The health system's initiation of primary care e-visits has resulted in “incredibly high patient satisfaction,” she notes. And, with 700 e-visits under their collective belt after one year (spread across 200 salaried staff primary care physicians), patients have neither abused the system, nor taxed the patience of their doctors. Instead, participating physicians are expressing satisfaction with the program (for which they are paid 0.6 RVUs — relative value units — per e-visit) for its streamlining of the care process and elimination of phone tag and unnecessary repeat doctor visits.

“We're finding this has been really useful for patients with chronic illnesses.” The key learning, Landis says, is that patients have used the program wisely. “We need to give patients a lot more credit for being intelligent.”

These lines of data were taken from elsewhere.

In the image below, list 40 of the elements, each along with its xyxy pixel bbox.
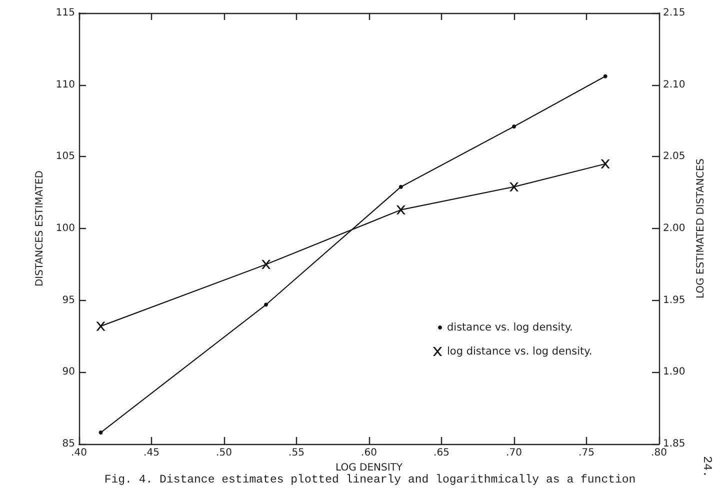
y2-tick-label: 1.95 <box>663 294 686 306</box>
y-axis-title: DISTANCES ESTIMATED <box>34 170 46 287</box>
legend-label: log distance vs. log density. <box>447 346 592 358</box>
x-tick-label: .80 <box>651 448 667 458</box>
y-tick-label: 90 <box>62 366 75 378</box>
y-tick-label: 105 <box>56 151 75 162</box>
y-tick-label: 100 <box>56 223 75 234</box>
x-tick-label: .40 <box>71 448 87 458</box>
point <box>510 182 518 192</box>
point <box>262 260 271 269</box>
x-tick-label: .65 <box>434 448 450 458</box>
x-axis-title: LOG DENSITY <box>335 462 404 474</box>
y2-tick-label: 2.05 <box>663 151 686 162</box>
y2-tick-label: 2.10 <box>663 79 686 90</box>
x-tick-label: .45 <box>144 448 160 458</box>
text: 24. <box>700 456 714 478</box>
point <box>398 184 403 189</box>
x-tick-label: .55 <box>288 448 304 458</box>
y2-axis-title: LOG ESTIMATED DISTANCES <box>696 158 707 299</box>
x-tick-label: .70 <box>506 448 522 458</box>
caption: Fig. 4. Distance estimates plotted linearly and logarithmically as a function <box>104 474 636 486</box>
y-tick-label: 95 <box>62 294 75 306</box>
y-tick-label: 110 <box>56 79 75 90</box>
y-tick-label: 85 <box>62 438 75 450</box>
point <box>96 322 106 331</box>
y2-tick-label: 2.15 <box>663 8 686 18</box>
x-tick-label: .60 <box>361 448 377 458</box>
legend-label: distance vs. log density. <box>447 322 573 334</box>
y-tick-label: 115 <box>56 8 75 18</box>
x-tick-label: .50 <box>216 448 232 458</box>
point <box>98 430 103 435</box>
y2-tick-label: 2.00 <box>663 223 686 234</box>
y2-tick-label: 1.90 <box>663 366 686 378</box>
y2-tick-label: 1.85 <box>663 438 686 450</box>
point <box>512 124 516 128</box>
point <box>600 159 610 168</box>
point <box>396 205 406 214</box>
point <box>264 302 268 307</box>
point <box>603 74 608 78</box>
x-tick-label: .75 <box>578 448 594 458</box>
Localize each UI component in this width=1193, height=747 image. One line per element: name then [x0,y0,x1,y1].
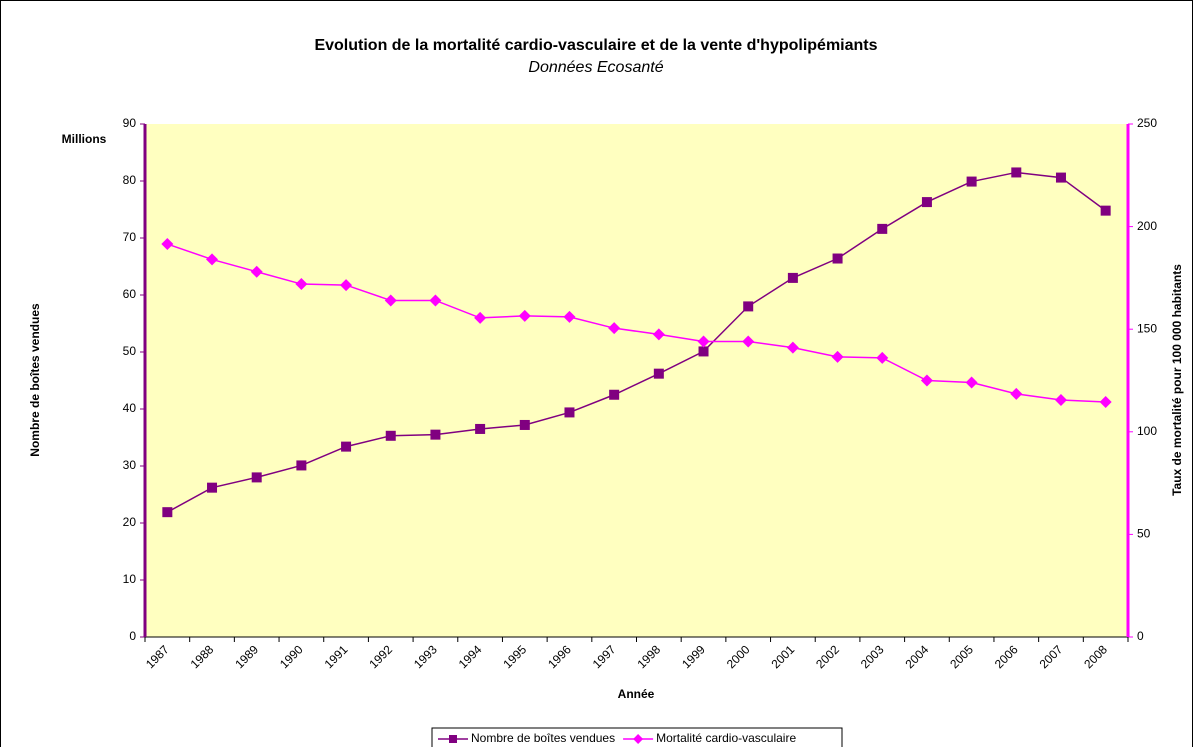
point [162,507,173,518]
point [475,423,486,434]
y-tick-label: 30 [123,458,137,472]
point [519,419,530,430]
y-axis-label: Nombre de boîtes vendues [28,303,42,457]
plot-area [145,124,1128,637]
y-tick-label: 50 [123,344,137,358]
point [877,223,888,234]
y2-tick-label: 100 [1137,424,1157,438]
point [1054,393,1067,406]
point [384,294,397,307]
point [921,197,932,208]
point [609,389,620,400]
y-tick-label: 0 [129,629,136,643]
y2-tick-label: 50 [1137,527,1151,541]
point [161,238,174,251]
y-tick-label: 80 [123,173,137,187]
y-tick-label: 20 [123,515,137,529]
point [296,460,307,471]
legend-swatch [449,735,457,743]
x-axis-label: Année [618,687,655,701]
point [1010,387,1023,400]
point [1011,167,1022,178]
point [786,341,799,354]
series-line [166,171,1107,513]
point [653,368,664,379]
legend-label: Mortalité cardio-vasculaire [656,731,796,745]
point [518,309,531,322]
point [920,374,933,387]
legend-swatch [633,734,644,744]
y2-tick-label: 0 [1137,629,1144,643]
point [787,272,798,283]
point [340,279,353,292]
point [251,472,262,483]
chart-title: Evolution de la mortalité cardio-vascula… [314,37,877,54]
point [1099,396,1112,409]
point [564,407,575,418]
point [207,482,218,493]
point [341,441,352,452]
point [743,301,754,312]
point [652,328,665,341]
y2-tick-label: 250 [1137,116,1157,130]
point [965,376,978,389]
point [876,351,889,364]
point [206,253,219,266]
point [698,346,709,357]
y-tick-label: 90 [123,116,137,130]
point [295,278,308,291]
point [1055,172,1066,183]
point [832,253,843,264]
point [250,265,263,278]
y-unit: Millions [62,132,107,146]
y2-tick-label: 200 [1137,219,1157,233]
y-tick-label: 70 [123,230,137,244]
point [429,294,442,307]
chart-subtitle: Données Ecosanté [528,59,663,76]
point [697,335,710,348]
y-tick-label: 60 [123,287,137,301]
y-tick-label: 40 [123,401,137,415]
legend-label: Nombre de boîtes vendues [471,731,615,745]
point [1100,205,1111,216]
point [563,310,576,323]
point [608,322,621,335]
point [430,429,441,440]
series-line [167,243,1106,403]
point [385,430,396,441]
point [742,335,755,348]
y2-axis-label: Taux de mortalité pour 100 000 habitants [1170,264,1184,496]
y-tick-label: 10 [123,572,137,586]
y2-tick-label: 150 [1137,321,1157,335]
point [831,350,844,363]
point [474,311,487,324]
point [966,176,977,187]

What is inevitable, many say, is that CIOs will increasingly be asked to spend a larger percentage of their time supporting systems that, in turn, support transparency and consumer-centeredness. Completing EMR implementations, building robust yet flexible data warehouses to drive analysis and reporting, and developing tools such as patient portals and secure provider-messaging mechanisms, will all play a role in the mix. Haughom says it's clear that the decision to put clinical outcomes on the Web has been a good one for PeaceHealth's future. “Baby Boomers are going to demand that we tell them what our performance is,” he says. “We're already seeing that happening.”